Feedback from your clients and customers on an ongoing basis is essential for several reasons:
- When done the right way, it is seen as a positive thing by your clients as an indicator of your intent to improve and perhaps expand on the products and services you deliver
- As Dan Kennedy says, “Inspect what you expect”. Even if you think your clients are happy, it’s always a good insurance policy to check that from time to time.
- Again, when done properly, the feedback you receive could potentially make a big difference to your business in terms of the opportunities it opens up
So, asking clients for feedback is good.
How you ask and what you do with it is where most companies, in my opinion, get it wrong and make these big mistakes on a consistent basis:
- Make your clients do some work that they don’t want to do.
What I mean by this is that you send them a survey or a questionnaire to fill in. Don’t we all have the belief that there aren’t enough hours in the day to get done what we want to get done? So why would you send your clients some homework to do? You’ve put the onus on them to do something for you which can make them feel resentful and just irritated. Mistake.
- Ask too often.
The best time to ask someone for specific feedback is at the time of the transaction or event. For example, every single time I call iinet for service, they send me a questionnaire the second the service call has been completed. A little disconcerting but I respond most of the time because I happen to think their service is very good. But I don’t respond every time, particularly when poor internet service has enforced down time on me that I don’t need. Having millions of customers is not the same as ten or fifty clients, and this kind of quick survey enables them to keep a finger on the pulse of their many customer ‘events’.
However, asking for feedback too frequently for most small to medium sized businesses can be annoying to clients. It can also potentially be counter-productive if they provide quick responses without much thought, just to make the questions go away.
- Ask questions that fail to deliver insights
What I mean by this is that when you review the answers to the questions you’ve asked, your response is more ‘so what ?’ than ‘so interesting!’ All your questions seem like valid ones at the time, but when you get the responses back you realise there is nothing to be learned or valued in the responses. The only way to make sure that you will receive useful insights from the questions you ask is to do a test run. Failing to do so is a big mistake as all you end up doing is wasting your own time and your clients’ time.

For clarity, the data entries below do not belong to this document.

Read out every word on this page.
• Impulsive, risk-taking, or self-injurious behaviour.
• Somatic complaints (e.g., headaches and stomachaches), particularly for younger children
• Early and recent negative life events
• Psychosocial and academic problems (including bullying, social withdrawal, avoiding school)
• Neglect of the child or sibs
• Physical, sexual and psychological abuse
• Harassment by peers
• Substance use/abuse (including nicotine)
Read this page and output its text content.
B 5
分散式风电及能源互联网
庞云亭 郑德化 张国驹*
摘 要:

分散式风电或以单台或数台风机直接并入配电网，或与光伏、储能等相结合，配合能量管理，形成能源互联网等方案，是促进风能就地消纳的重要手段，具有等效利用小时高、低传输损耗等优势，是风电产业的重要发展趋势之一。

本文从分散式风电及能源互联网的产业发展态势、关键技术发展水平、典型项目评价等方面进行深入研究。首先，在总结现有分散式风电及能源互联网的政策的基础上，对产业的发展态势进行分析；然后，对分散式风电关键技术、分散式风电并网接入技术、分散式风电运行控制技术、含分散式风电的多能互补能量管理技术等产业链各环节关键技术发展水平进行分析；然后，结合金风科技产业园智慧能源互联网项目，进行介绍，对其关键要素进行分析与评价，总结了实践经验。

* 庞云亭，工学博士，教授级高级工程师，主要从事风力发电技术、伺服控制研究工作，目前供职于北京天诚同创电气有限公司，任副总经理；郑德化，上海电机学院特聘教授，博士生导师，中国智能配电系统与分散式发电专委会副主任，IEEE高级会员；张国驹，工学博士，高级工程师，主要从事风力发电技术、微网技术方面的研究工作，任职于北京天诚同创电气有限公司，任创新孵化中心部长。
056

- You don’t share the results
You need to share the results with your team so they understand your clients’ perception of your products and service delivery. They can contribute to ideas and solutions. Most importantly, you need to share the results with your clients. There is nothing worse than asking clients to give up their time to engage with you and help your business improve, and to not close the loop and share with them. Let them know what the general feedback has been from all your clients and what you will do in response to that. Also let them know what you will do specifically in response to their feedback.
- You fail to follow up
This is a huge mistake as clients see their engagement in this exercise as a complete waste of time and won’t do it again. You’ve left a very negative perception in their mind by not following up and taking action.
You must share the results, communicate to clients and tell them what you will do and when, and commit to delivering. Failure to do so is a huge mistake as it provides a crack of potential discontent that makes your clients vulnerable to defection. It is also counter-productive to your business goals of improvement and innovation.
Avoid these big mistakes and use customer feedback as the positive tool it is, when done the right way.